The drunken Russians
at the next table
are out on a date.
They're old and they're ugly.
They roll all their Rs and
they don't speak the crooked
ratatouille of the Jewish.
The man, he proclaims then to no one
partic'lar: «Я иммигрант русский!»1
She covers her mouth then
and shouts at her neighbours:
«Ты, видишь, в шестом,
а я в четвёртом...2 ...чё, я вообще там
про них забыла».3
«Я вся вон такая
с корабля там вышла».4
Her husband retorts then:
«...или они тебя по голове
ударили?5 ...да, спасибо,
хорошую идею дала.»6
«...вместо до́ма престарелых.»7
In turn someone thought then: "I love
this photo. In frame I will put it."
Angry young Russian drinks down his bourbon.

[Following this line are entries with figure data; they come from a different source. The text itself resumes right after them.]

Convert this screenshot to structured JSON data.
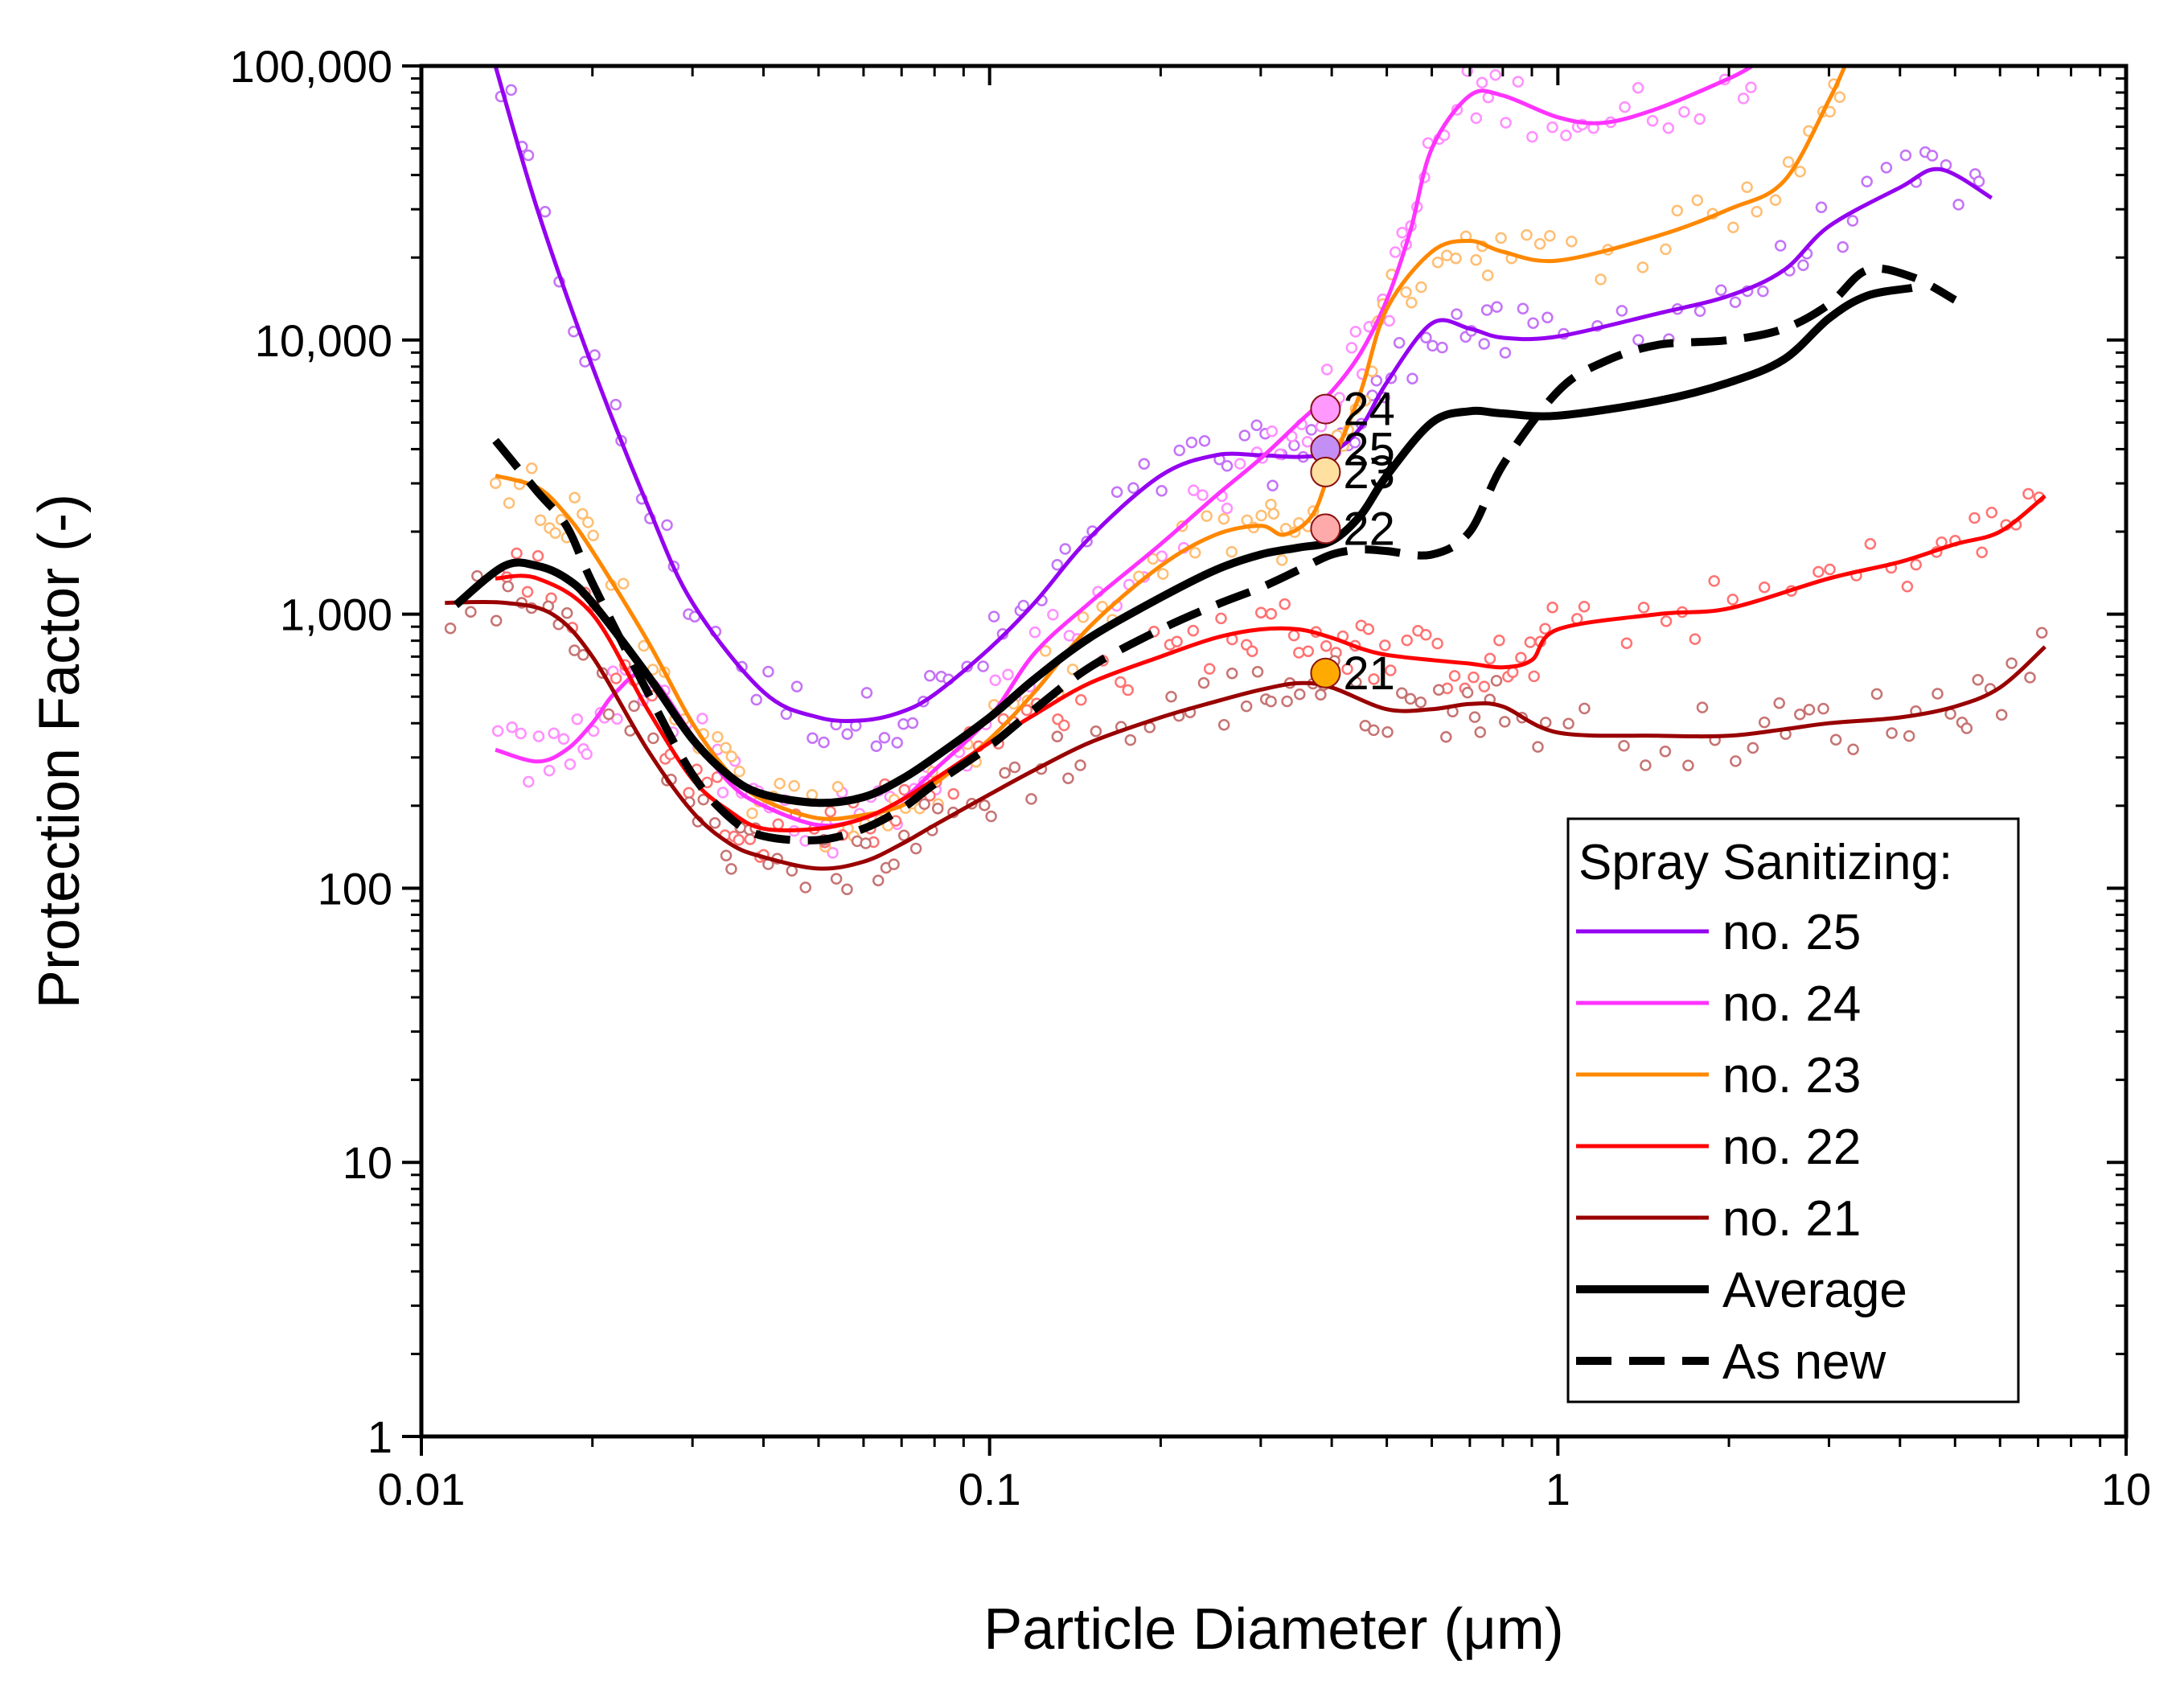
{
  "chart_data": {
    "type": "line",
    "title": "",
    "xlabel": "Particle Diameter (μm)",
    "ylabel": "Protection Factor (-)",
    "xscale": "log",
    "yscale": "log",
    "xlim": [
      0.01,
      10
    ],
    "ylim": [
      1,
      100000
    ],
    "x_ticks": [
      {
        "value": 0.01,
        "label": "0.01"
      },
      {
        "value": 0.1,
        "label": "0.1"
      },
      {
        "value": 1,
        "label": "1"
      },
      {
        "value": 10,
        "label": "10"
      }
    ],
    "y_ticks": [
      {
        "value": 1,
        "label": "1"
      },
      {
        "value": 10,
        "label": "10"
      },
      {
        "value": 100,
        "label": "100"
      },
      {
        "value": 1000,
        "label": "1,000"
      },
      {
        "value": 10000,
        "label": "10,000"
      },
      {
        "value": 100000,
        "label": "100,000"
      }
    ],
    "legend_title": "Spray Sanitizing:",
    "legend_position": "lower-right",
    "series": [
      {
        "name": "no. 25",
        "color": "#9400f0",
        "dash": false,
        "width": 5,
        "x": [
          0.0135,
          0.016,
          0.02,
          0.025,
          0.03,
          0.04,
          0.05,
          0.06,
          0.07,
          0.08,
          0.1,
          0.12,
          0.15,
          0.2,
          0.25,
          0.3,
          0.35,
          0.4,
          0.45,
          0.5,
          0.6,
          0.7,
          0.8,
          1.0,
          1.5,
          2.0,
          2.5,
          3.0,
          4.0,
          4.7,
          5.8
        ],
        "y": [
          100000,
          30000,
          8000,
          2500,
          1100,
          520,
          420,
          410,
          440,
          510,
          750,
          1100,
          1900,
          3200,
          3800,
          3800,
          3750,
          3900,
          4800,
          7000,
          11500,
          11000,
          10200,
          10300,
          12500,
          14500,
          18000,
          26000,
          36000,
          42000,
          33000
        ]
      },
      {
        "name": "no. 24",
        "color": "#ff33ff",
        "dash": false,
        "width": 5,
        "x": [
          0.0135,
          0.016,
          0.018,
          0.02,
          0.022,
          0.025,
          0.03,
          0.035,
          0.04,
          0.05,
          0.06,
          0.07,
          0.08,
          0.1,
          0.12,
          0.15,
          0.2,
          0.25,
          0.3,
          0.35,
          0.4,
          0.45,
          0.5,
          0.55,
          0.6,
          0.7,
          0.8,
          1.0,
          1.2,
          1.5,
          2.0,
          2.2
        ],
        "y": [
          320,
          290,
          320,
          400,
          520,
          600,
          360,
          240,
          200,
          170,
          180,
          210,
          270,
          420,
          720,
          1100,
          1800,
          2700,
          3700,
          5000,
          6500,
          9000,
          14000,
          25000,
          50000,
          78000,
          78000,
          65000,
          62000,
          70000,
          90000,
          100000
        ]
      },
      {
        "name": "no. 23",
        "color": "#ff8800",
        "dash": false,
        "width": 5,
        "x": [
          0.0135,
          0.016,
          0.018,
          0.02,
          0.025,
          0.03,
          0.035,
          0.04,
          0.05,
          0.06,
          0.07,
          0.08,
          0.1,
          0.12,
          0.15,
          0.2,
          0.25,
          0.3,
          0.33,
          0.37,
          0.4,
          0.45,
          0.5,
          0.6,
          0.7,
          0.8,
          1.0,
          1.5,
          2.0,
          2.5,
          3.0,
          3.2
        ],
        "y": [
          3200,
          2900,
          2300,
          1700,
          800,
          400,
          260,
          210,
          180,
          185,
          200,
          240,
          350,
          520,
          900,
          1500,
          1950,
          2100,
          1950,
          2300,
          3500,
          6500,
          13000,
          21000,
          23000,
          21000,
          19500,
          24000,
          30000,
          38000,
          75000,
          100000
        ]
      },
      {
        "name": "no. 22",
        "color": "#ff0000",
        "dash": false,
        "width": 5,
        "x": [
          0.0135,
          0.016,
          0.02,
          0.025,
          0.03,
          0.035,
          0.04,
          0.05,
          0.06,
          0.07,
          0.08,
          0.1,
          0.12,
          0.15,
          0.2,
          0.25,
          0.3,
          0.35,
          0.4,
          0.45,
          0.5,
          0.6,
          0.7,
          0.8,
          0.9,
          1.0,
          1.5,
          2.0,
          3.0,
          4.0,
          5.0,
          6.0,
          7.2
        ],
        "y": [
          1350,
          1350,
          1000,
          450,
          250,
          190,
          165,
          165,
          180,
          210,
          250,
          340,
          430,
          560,
          700,
          820,
          880,
          880,
          820,
          750,
          710,
          680,
          660,
          640,
          680,
          880,
          1000,
          1050,
          1350,
          1550,
          1800,
          2000,
          2700
        ]
      },
      {
        "name": "no. 21",
        "color": "#990000",
        "dash": false,
        "width": 5,
        "x": [
          0.011,
          0.014,
          0.017,
          0.02,
          0.025,
          0.03,
          0.035,
          0.04,
          0.05,
          0.06,
          0.07,
          0.08,
          0.1,
          0.12,
          0.15,
          0.2,
          0.25,
          0.3,
          0.35,
          0.4,
          0.5,
          0.6,
          0.7,
          0.8,
          1.0,
          1.5,
          2.0,
          2.5,
          3.0,
          4.0,
          5.0,
          6.0,
          7.2
        ],
        "y": [
          1100,
          1100,
          1000,
          700,
          320,
          190,
          145,
          130,
          118,
          125,
          145,
          170,
          220,
          270,
          340,
          420,
          480,
          530,
          560,
          540,
          450,
          450,
          470,
          460,
          370,
          360,
          360,
          380,
          400,
          420,
          460,
          540,
          760
        ]
      },
      {
        "name": "Average",
        "color": "#000000",
        "dash": false,
        "width": 10,
        "x": [
          0.0115,
          0.014,
          0.016,
          0.018,
          0.02,
          0.025,
          0.03,
          0.035,
          0.04,
          0.05,
          0.06,
          0.07,
          0.08,
          0.1,
          0.12,
          0.15,
          0.2,
          0.25,
          0.3,
          0.35,
          0.4,
          0.45,
          0.5,
          0.6,
          0.7,
          0.8,
          1.0,
          1.5,
          2.0,
          2.5,
          3.0,
          3.5,
          4.2
        ],
        "y": [
          1080,
          1500,
          1500,
          1350,
          1100,
          600,
          350,
          255,
          220,
          205,
          215,
          250,
          300,
          420,
          580,
          820,
          1150,
          1450,
          1650,
          1750,
          1850,
          2300,
          3200,
          5000,
          5500,
          5400,
          5300,
          6000,
          7000,
          8500,
          12000,
          14500,
          15500
        ]
      },
      {
        "name": "As new",
        "color": "#000000",
        "dash": true,
        "width": 10,
        "x": [
          0.0135,
          0.016,
          0.018,
          0.02,
          0.025,
          0.03,
          0.035,
          0.04,
          0.05,
          0.06,
          0.07,
          0.08,
          0.1,
          0.12,
          0.15,
          0.2,
          0.25,
          0.3,
          0.35,
          0.4,
          0.45,
          0.5,
          0.6,
          0.7,
          0.8,
          1.0,
          1.2,
          1.5,
          2.0,
          2.5,
          3.0,
          3.5,
          4.2,
          5.0
        ],
        "y": [
          4300,
          2800,
          2100,
          1300,
          520,
          260,
          180,
          155,
          150,
          165,
          195,
          240,
          330,
          450,
          640,
          880,
          1080,
          1250,
          1450,
          1650,
          1720,
          1700,
          1650,
          2000,
          3500,
          6500,
          8300,
          9600,
          10000,
          11000,
          13500,
          18000,
          17000,
          14000
        ]
      }
    ],
    "annotations": [
      {
        "label": "24",
        "x": 0.39,
        "y": 5600,
        "color": "#ff99ff"
      },
      {
        "label": "25",
        "x": 0.39,
        "y": 4000,
        "color": "#c48ff5"
      },
      {
        "label": "23",
        "x": 0.39,
        "y": 3300,
        "color": "#ffe0a0"
      },
      {
        "label": "22",
        "x": 0.39,
        "y": 2050,
        "color": "#ffaaaa"
      },
      {
        "label": "21",
        "x": 0.39,
        "y": 610,
        "color": "#ffaa00"
      }
    ]
  }
}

He too is ugly; he too is burdened.
By all the random restaurant bullshit.
1 "I—immigrant Russian!"
2 "You see, you're in sixth, / and I in fourth one..."
3 "...wha', I have tot'lly / of them forgotten."
4 "I'm really like all that / off the boat went down there."
5 "...or have they then hit you hard on the head / with so much force?"
6 "Why, yes, thank you / a grand idea you've given me."
7 "...in place of the home of elders."